FBI says it knows of no specific threat to arenas
The FBI said Friday there is no specific, credible threat of a terror attack aimed at college basketball arenas or other sports stadiums but acknowledged alerting law enforcement to a recent Internet posting discussing such attacks.
The FBI and Homeland Security Department distributed an intelligence bulletin Friday to state and local law enforcement nationwide describing the online threat against sporting venues, said Special Agent Richard Kolko, an FBI spokesman in Washington.
"We have absolutely no credible intelligence or threats pertaining to this issue," Kolko said.
With conference tournaments taking place this weekend and the NCAA Tournament scheduled to begin Thursday, the bulletin was sent "out of an abundance of caution," Kolko said.
"We have been in touch with Homeland Security and the FBI about this issue," NCAA spokesman Erik Christiansen said.
"We do not believe there is an imminent threat. We are in constant communication with the local, state and federal law enforcement agencies, including Homeland Security and the FBI. This is not new; we are in regular contact with all these law enforcement agencies at every level."
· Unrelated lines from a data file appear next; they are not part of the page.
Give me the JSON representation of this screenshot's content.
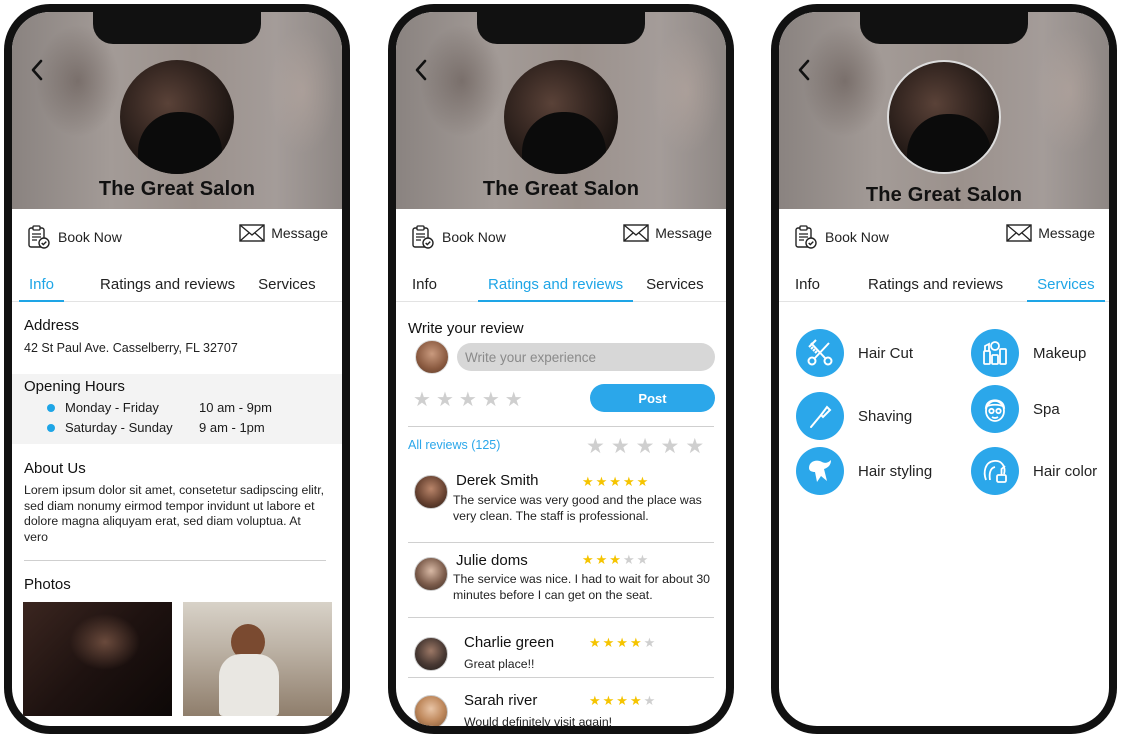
{
  "salon_name": "The Great Salon",
  "actions": {
    "book": "Book Now",
    "message": "Message"
  },
  "tabs": {
    "info": "Info",
    "ratings": "Ratings and reviews",
    "services": "Services"
  },
  "info": {
    "address_heading": "Address",
    "address": "42 St Paul Ave. Casselberry, FL 32707",
    "hours_heading": "Opening Hours",
    "hours": [
      {
        "days": "Monday - Friday",
        "time": "10 am - 9pm"
      },
      {
        "days": "Saturday - Sunday",
        "time": "9 am - 1pm"
      }
    ],
    "about_heading": "About Us",
    "about_text": "Lorem ipsum dolor sit amet, consetetur sadipscing elitr, sed diam nonumy eirmod tempor invidunt ut labore et dolore magna aliquyam erat, sed diam voluptua. At vero",
    "photos_heading": "Photos"
  },
  "reviews": {
    "write_heading": "Write your review",
    "input_placeholder": "Write your experience",
    "post_label": "Post",
    "all_reviews_label": "All reviews (125)",
    "items": [
      {
        "name": "Derek Smith",
        "rating": 5,
        "text": "The service was very good and the place was very clean. The staff is professional."
      },
      {
        "name": "Julie doms",
        "rating": 3,
        "text": "The service was nice. I had to wait for about 30 minutes before I can get on the seat."
      },
      {
        "name": "Charlie green",
        "rating": 4,
        "text": "Great place!!"
      },
      {
        "name": "Sarah river",
        "rating": 4,
        "text": "Would definitely visit again!"
      }
    ]
  },
  "services": [
    {
      "label": "Hair Cut",
      "icon": "scissors-comb-icon"
    },
    {
      "label": "Makeup",
      "icon": "makeup-icon"
    },
    {
      "label": "Shaving",
      "icon": "razor-icon"
    },
    {
      "label": "Spa",
      "icon": "spa-face-icon"
    },
    {
      "label": "Hair styling",
      "icon": "hair-styling-icon"
    },
    {
      "label": "Hair color",
      "icon": "hair-color-icon"
    }
  ],
  "colors": {
    "accent": "#1ea5e6",
    "star": "#f5c400",
    "button": "#2ba7ea"
  }
}
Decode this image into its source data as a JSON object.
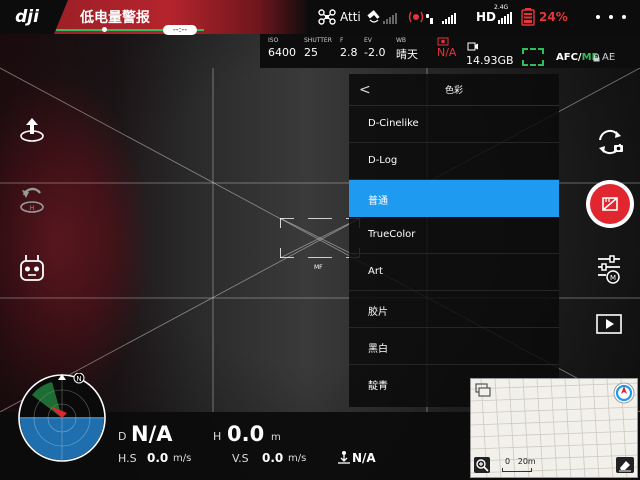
{
  "topbar": {
    "logo": "dji",
    "warning": "低电量警报",
    "warning_pill": "--:--",
    "flight_mode": "Atti",
    "hd_label": "HD",
    "hd_band": "2.4G",
    "battery": "24%"
  },
  "camera_settings": {
    "iso_label": "ISO",
    "iso_value": "6400",
    "shutter_label": "SHUTTER",
    "shutter_value": "25",
    "f_label": "F",
    "f_value": "2.8",
    "ev_label": "EV",
    "ev_value": "-2.0",
    "wb_label": "WB",
    "wb_value": "晴天",
    "na_value": "N/A",
    "sd_value": "14.93GB",
    "afc_label": "AFC/",
    "mf_label": "MF",
    "ae_label": "AE"
  },
  "focus": {
    "mf_label": "MF"
  },
  "color_menu": {
    "back": "<",
    "title": "色彩",
    "items": [
      {
        "label": "D-Cinelike"
      },
      {
        "label": "D-Log"
      },
      {
        "label": "普通",
        "selected": true
      },
      {
        "label": "TrueColor"
      },
      {
        "label": "Art"
      },
      {
        "label": "胶片"
      },
      {
        "label": "黑白"
      },
      {
        "label": "靛青"
      }
    ]
  },
  "dashboard": {
    "d_label": "D",
    "d_value": "N/A",
    "h_label": "H",
    "h_value": "0.0",
    "h_unit": "m",
    "hs_label": "H.S",
    "hs_value": "0.0",
    "hs_unit": "m/s",
    "vs_label": "V.S",
    "vs_value": "0.0",
    "vs_unit": "m/s",
    "vps_value": "N/A"
  },
  "radar": {
    "north": "N"
  },
  "minimap": {
    "scale_zero": "0",
    "scale_label": "20m"
  },
  "colors": {
    "accent": "#1e9af0",
    "warning_red": "#b5242d",
    "battery_red": "#e6343d",
    "status_green": "#2fbf5a",
    "record_red": "#e0262f"
  }
}
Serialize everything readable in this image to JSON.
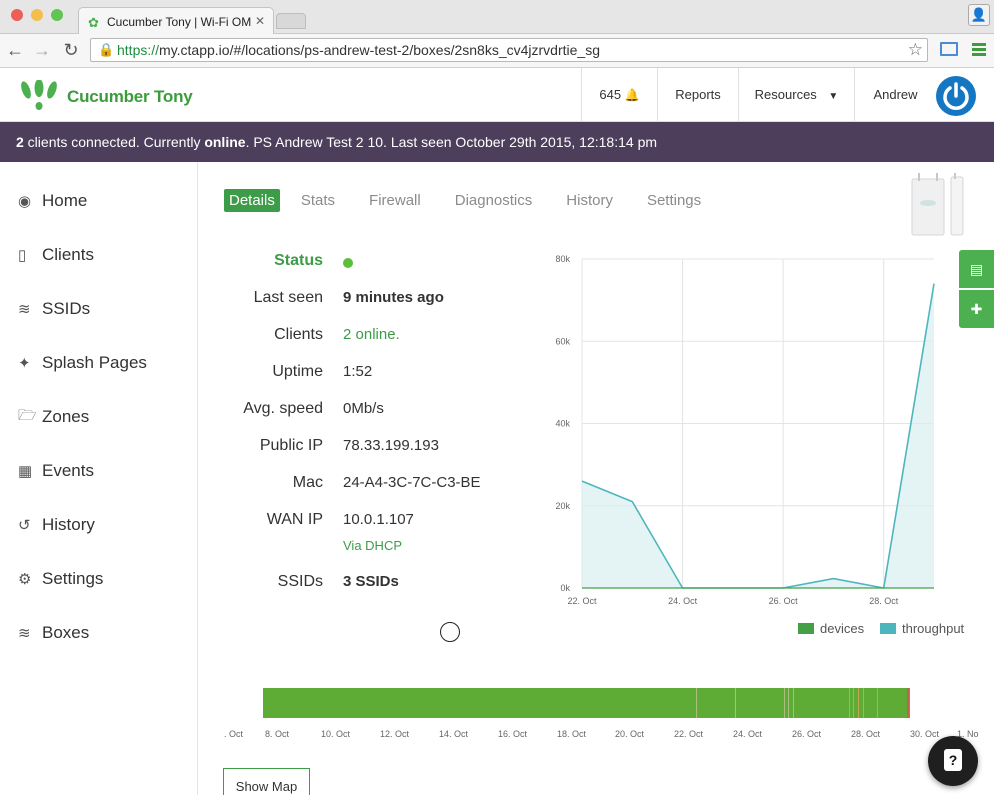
{
  "browser": {
    "tab_title": "Cucumber Tony | Wi-Fi OM",
    "url_scheme": "https://",
    "url_rest": "my.ctapp.io/#/locations/ps-andrew-test-2/boxes/2sn8ks_cv4jzrvdrtie_sg",
    "icons": [
      "back-icon",
      "forward-icon",
      "reload-icon",
      "lock-icon",
      "star-icon",
      "cast-icon",
      "menu-icon"
    ]
  },
  "header": {
    "brand": "Cucumber Tony",
    "notifications_count": "645",
    "reports_label": "Reports",
    "resources_label": "Resources",
    "user_label": "Andrew"
  },
  "banner": {
    "count": "2",
    "text1": " clients connected. Currently ",
    "status": "online",
    "text2": ". PS Andrew Test 2 10. Last seen October 29th 2015, 12:18:14 pm"
  },
  "sidebar": {
    "items": [
      {
        "label": "Home",
        "icon": "dashboard-icon"
      },
      {
        "label": "Clients",
        "icon": "tablet-icon"
      },
      {
        "label": "SSIDs",
        "icon": "wifi-icon"
      },
      {
        "label": "Splash Pages",
        "icon": "magic-wand-icon"
      },
      {
        "label": "Zones",
        "icon": "folder-icon"
      },
      {
        "label": "Events",
        "icon": "calendar-icon"
      },
      {
        "label": "History",
        "icon": "history-icon"
      },
      {
        "label": "Settings",
        "icon": "cogs-icon"
      },
      {
        "label": "Boxes",
        "icon": "wifi-icon"
      }
    ]
  },
  "tabs": [
    "Details",
    "Stats",
    "Firewall",
    "Diagnostics",
    "History",
    "Settings"
  ],
  "details": {
    "status_label": "Status",
    "last_seen_label": "Last seen",
    "last_seen_value": "9 minutes ago",
    "clients_label": "Clients",
    "clients_value": "2 online.",
    "uptime_label": "Uptime",
    "uptime_value": "1:52",
    "avg_speed_label": "Avg. speed",
    "avg_speed_value": "0Mb/s",
    "public_ip_label": "Public IP",
    "public_ip_value": "78.33.199.193",
    "mac_label": "Mac",
    "mac_value": "24-A4-3C-7C-C3-BE",
    "wan_ip_label": "WAN IP",
    "wan_ip_value": "10.0.1.107",
    "wan_ip_note": "Via DHCP",
    "ssids_label": "SSIDs",
    "ssids_value": "3 SSIDs"
  },
  "chart_data": {
    "type": "area",
    "y_ticks": [
      "80k",
      "60k",
      "40k",
      "20k",
      "0k"
    ],
    "ylim": [
      0,
      80000
    ],
    "x_ticks": [
      "22. Oct",
      "24. Oct",
      "26. Oct",
      "28. Oct"
    ],
    "series": [
      {
        "name": "devices",
        "color": "#43a047",
        "values": [
          0,
          0,
          0,
          0,
          0,
          0,
          0,
          0
        ]
      },
      {
        "name": "throughput",
        "color": "#4db6bd",
        "x": [
          "22. Oct",
          "23. Oct",
          "24. Oct",
          "25. Oct",
          "26. Oct",
          "27. Oct",
          "28. Oct",
          "29. Oct"
        ],
        "values": [
          26000,
          21000,
          0,
          0,
          0,
          2300,
          0,
          74000
        ]
      }
    ],
    "legend_position": "bottom-right",
    "grid": true
  },
  "timeline": {
    "labels": [
      ". Oct",
      "8. Oct",
      "10. Oct",
      "12. Oct",
      "14. Oct",
      "16. Oct",
      "18. Oct",
      "20. Oct",
      "22. Oct",
      "24. Oct",
      "26. Oct",
      "28. Oct",
      "30. Oct",
      "1. No"
    ],
    "bar_color": "#5eab35"
  },
  "show_map_label": "Show Map",
  "help_label": "?"
}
Madison Square Garden was made aware of the terror threat early Friday. MSG spokesperson Eric Gelfand said the Garden has been under a high-terror alert since Sept. 11, 2001, and said that MSG officials hadn't noticed anything suspicious Friday. He said all patrons were wanded as they entered the Garden for Friday night's Big East semifinals.
Greg Shaheen, an NCAA vice president who oversees the Division I men's basketball tournament, told ESPN.com in an email from Indianapolis on Friday that Homeland Security and the FBI asked the NCAA "to revisit security plans and assure appropriate contingencies have been made."
Shaheen wrote that there had been "no imminent, direct or specific threat related to the NCAA Championships," as referenced in some media reports. Shaheen said the NCAA takes the matter seriously and will work with all host and facility partners.
"Our priority is the safety of our student-athletes and followers all day, every day," he said.
Shaheen also said the NCAA has had plans in place since the 2003 Iraq War with all security monitored and managed through a control center. He said the NCAA has a "standing Incident Assessment Team which is available to manage cross-functional planning should security matters warrant in any way."
At the Big Ten tournament in Indianapolis, questions to Conseco Fieldhouse personnel were referred to Big Ten officials.
"Conseco Fieldhouse has communicated with the Big Ten and local authorities," league spokesman Scott Chipman said. "They're continuing to be vigilant with security."
No exceptional security methods appeared to be in place Friday at Conseco.
The online message described a potential attack in some detail, calling it an efficient way to kill thousands of people using suicide bombers armed with explosives hidden beneath their winter clothing, said a federal law enforcement official who read the bulletin.
But the government document also said U.S. intelligence sources could not corroborate the information or say whether the site was linked to al-Qaida.
"There was no mention of a specific event or organization," Christiansen said.
In the past, intelligence assessments have been sent in advance of major holidays and sporting events because they pose an inviting target for terrorists.
Information from ESPN.com's Andy Katz and Pat Forde and The Associated Press was used in this report.